We next get the comm rank and size.

%%px
comm = MPI.COMM_WORLD
size = comm.Get_size()
rank = comm.Get_rank()

Next, we create some data on the root rank (chosen to be 0 in this example). This data has to be of the same size as the MPI-communicator, and the ith entry will be sent to the i-th process.

%%px
root = 0
if rank == root:
    data = [(i+1)**2 for i in range(size)]
    print(f"Process {rank} will send {data} to the other processes")
else:
    data = None
scattered_data = comm.scatter(data, root=root)
[stdout:0] 
Process 0 will send [1, 4, 9] to the other processes

Next, we can inspect the scattered data on all different processes

%%px
print(f"Process {rank} received {scattered_data}")
[stdout:0] 
Process 0 received 1
[stdout:1] 
Process 1 received 4
[stdout:2] 
Process 2 received 9

We now let each process add the rank of the current process to the received data, and send all these numbers back to the root rank.

%%px
modified_data = scattered_data + rank
gathered_data = comm.gather(modified_data, root=root)
print(f"Process {rank} got {gathered_data}")
[stdout:0] 
Process 0 got [1, 5, 11]
[stdout:1] 
Process 1 got None
[stdout:2] 
Process 2 got None

Gather vs gather#

In the Send vs send tutorial, we discussed the usage of send vs Send. We observed that using Send, with pre-allocated arrays is alot faster than using send. Of course, pre-allocating an array is also an operation that is costly, and depending on how many times you call the operation.

%%px
import numpy as np
data = None
if rank == root:
    data = np.arange(comm.size, dtype=np.int32)

We first call scatter-gather as done in the previous section

%%px
%%timeit
recv_data = comm.scatter(data, root=root)
recv_data += 3*rank
gth_data = comm.gather(recv_data, root=root)
[stdout:0] 
82.6 µs ± 494 ns per loop (mean ± std. dev. of 7 runs, 10,000 loops each)
[stdout:1] 
82.6 µs ± 494 ns per loop (mean ± std. dev. of 7 runs, 10,000 loops each)
[stdout:2] 
82.6 µs ± 494 ns per loop (mean ± std. dev. of 7 runs, 10,000 loops each)

Next, we pre-allocate the recv and gather buffers and time the actions

%%px
%%timeit
recv_buffer = np.empty(1, dtype=np.int32)
gth_size = comm.size if rank == 0 else 0
gth_buffer = np.empty(gth_size, dtype=np.int32)
[stdout:0] 
565 ns ± 3.19 ns per loop (mean ± std. dev. of 7 runs, 1,000,000 loops each)
[stdout:1] 
780 ns ± 205 ns per loop (mean ± std. dev. of 7 runs, 1,000,000 loops each)
[stdout:2] 
756 ns ± 223 ns per loop (mean ± std. dev. of 7 runs, 1,000,000 loops each)

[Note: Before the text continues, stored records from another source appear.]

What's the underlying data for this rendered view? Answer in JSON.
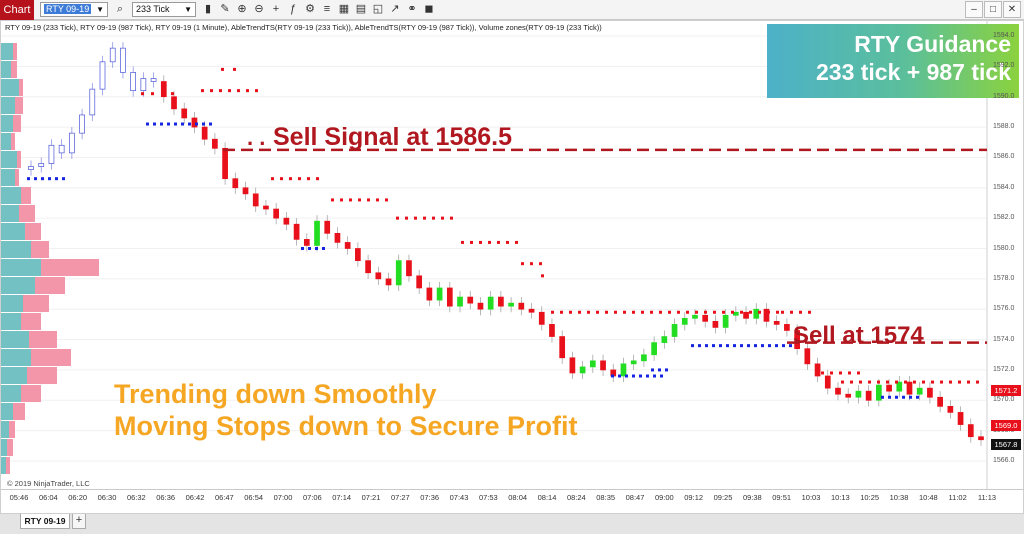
{
  "toolbar": {
    "chart_tab": "Chart",
    "instrument": "RTY 09-19",
    "interval": "233 Tick"
  },
  "chart": {
    "series_label": "RTY 09-19 (233 Tick), RTY 09-19 (987 Tick), RTY 09-19 (1 Minute), AbleTrendTS(RTY 09-19 (233 Tick)), AbleTrendTS(RTY 09-19 (987 Tick)), Volume zones(RTY 09-19 (233 Tick))",
    "copyright": "© 2019 NinjaTrader, LLC",
    "colors": {
      "up_bar": "#22dd22",
      "down_bar": "#e8101a",
      "stop_red": "#e8101a",
      "stop_blue": "#1424e0",
      "volume_pink": "#f28ba0",
      "volume_teal": "#6cc3c3"
    }
  },
  "guidance": {
    "title": "RTY Guidance",
    "subtitle": "233 tick + 987 tick"
  },
  "annotations": {
    "sell_signal": "Sell Signal at 1586.5",
    "sell_signal_dots": ". .",
    "sell_1574": "Sell at 1574",
    "trend_line1": "Trending down Smoothly",
    "trend_line2": "Moving Stops down to Secure Profit"
  },
  "price_axis": {
    "labels": [
      "1594.0",
      "1592.0",
      "1590.0",
      "1588.0",
      "1586.0",
      "1584.0",
      "1582.0",
      "1580.0",
      "1578.0",
      "1576.0",
      "1574.0",
      "1572.0",
      "1570.0",
      "1568.0",
      "1566.0"
    ],
    "marker_1": "1571.2",
    "marker_2": "1569.0",
    "marker_3": "1567.8"
  },
  "time_axis": {
    "labels": [
      "05:46",
      "06:04",
      "06:20",
      "06:30",
      "06:32",
      "06:36",
      "06:42",
      "06:47",
      "06:54",
      "07:00",
      "07:06",
      "07:14",
      "07:21",
      "07:27",
      "07:36",
      "07:43",
      "07:53",
      "08:04",
      "08:14",
      "08:24",
      "08:35",
      "08:47",
      "09:00",
      "09:12",
      "09:25",
      "09:38",
      "09:51",
      "10:03",
      "10:13",
      "10:25",
      "10:38",
      "10:48",
      "11:02",
      "11:13"
    ]
  },
  "bottom": {
    "instrument_tab": "RTY 09-19",
    "add_tab": "+"
  }
}
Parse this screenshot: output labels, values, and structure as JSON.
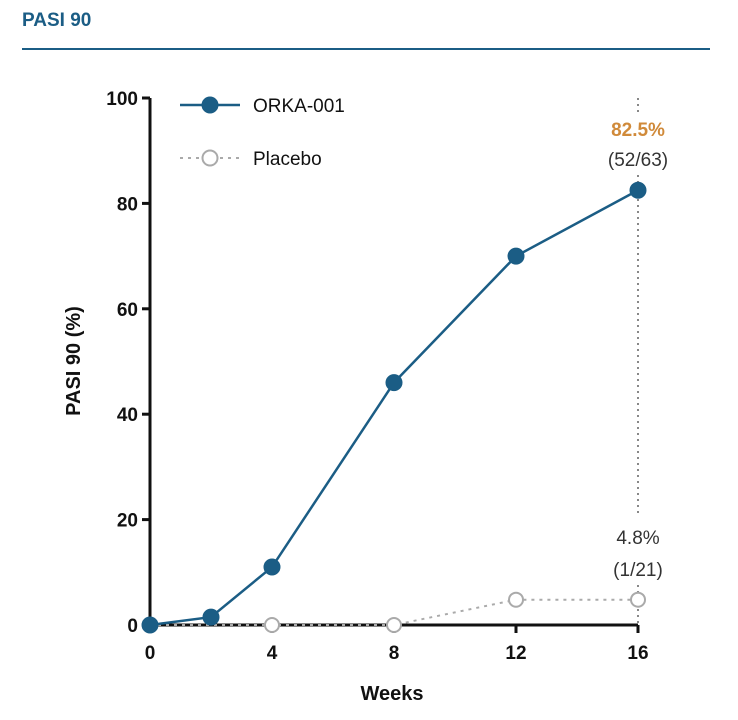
{
  "header": {
    "title": "PASI 90"
  },
  "colors": {
    "header": "#1b5d85",
    "orka": "#1b5d85",
    "placebo": "#aaaaaa",
    "highlight": "#d08a3a"
  },
  "chart_data": {
    "type": "line",
    "xlabel": "Weeks",
    "ylabel": "PASI 90 (%)",
    "xlim": [
      0,
      16
    ],
    "ylim": [
      0,
      100
    ],
    "xticks": [
      0,
      4,
      8,
      12,
      16
    ],
    "yticks": [
      0,
      20,
      40,
      60,
      80,
      100
    ],
    "grid": false,
    "legend_position": "top-left",
    "series": [
      {
        "name": "ORKA-001",
        "style": "solid-filled-markers",
        "x": [
          0,
          2,
          4,
          8,
          12,
          16
        ],
        "y": [
          0,
          1.5,
          11,
          46,
          70,
          82.5
        ]
      },
      {
        "name": "Placebo",
        "style": "dotted-open-markers",
        "x": [
          0,
          4,
          8,
          12,
          16
        ],
        "y": [
          0,
          0,
          0,
          4.8,
          4.8
        ]
      }
    ],
    "annotations": {
      "orka_pct": "82.5%",
      "orka_frac": "(52/63)",
      "placebo_pct": "4.8%",
      "placebo_frac": "(1/21)"
    }
  }
}
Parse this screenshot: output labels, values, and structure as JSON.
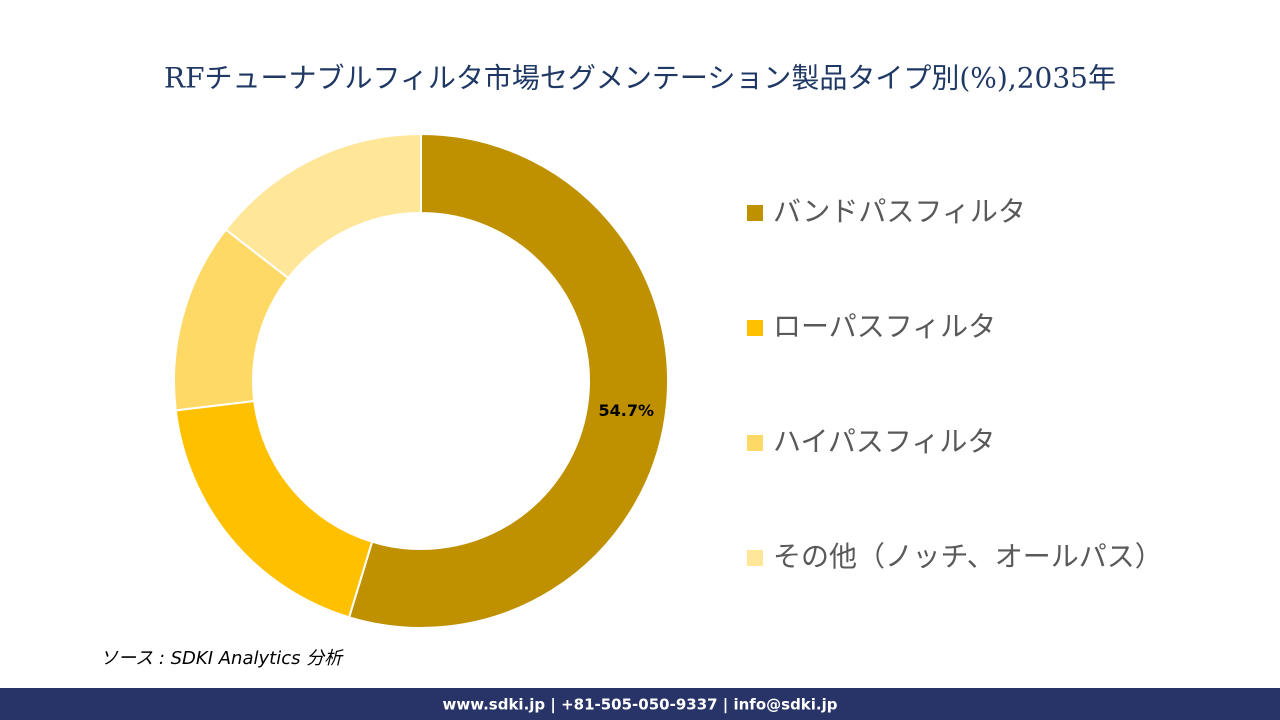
{
  "chart_data": {
    "type": "donut",
    "title": "RFチューナブルフィルタ市場セグメンテーション製品タイプ別(%),2035年",
    "categories": [
      "バンドパスフィルタ",
      "ローパスフィルタ",
      "ハイパスフィルタ",
      "その他（ノッチ、オールパス）"
    ],
    "values": [
      54.7,
      18.4,
      12.4,
      14.5
    ],
    "value_labels": [
      "54.7%",
      null,
      null,
      null
    ],
    "colors": [
      "#bf9000",
      "#ffc000",
      "#ffd966",
      "#ffe699"
    ]
  },
  "source": "ソース : SDKI Analytics 分析",
  "footer": "www.sdki.jp | +81-505-050-9337 | info@sdki.jp"
}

As the variables decleared in the %%timeit magic are not persited through the notebook, we re-declare the variable.

%%px
recv_buffer = np.empty(1, dtype=np.int32)
gth_size = comm.size if rank == 0 else 0
gth_buffer = np.empty(gth_size, dtype=np.int32)

Next, we time the allocated Scatter and Gather calls

%%px
%%timeit
comm.Scatter(data, recv_buffer, root=root)
recv_buffer[:] = recv_buffer[:] + 3*rank
comm.Gather(recv_buffer, gth_buffer, root=root)
[stdout:0] 
9.88 µs ± 21.3 ns per loop (mean ± std. dev. of 7 runs, 100,000 loops each)
[stdout:1] 
9.88 µs ± 21.3 ns per loop (mean ± std. dev. of 7 runs, 100,000 loops each)
[stdout:2] 
9.88 µs ± 21.4 ns per loop (mean ± std. dev. of 7 runs, 100,000 loops each)

We also note that Scatter and Gather is significantly faster than its non-captialized counterparts. However, if you only call this operation once, the total run-time of a more complex problem is not going to be very affected by the optimized calls.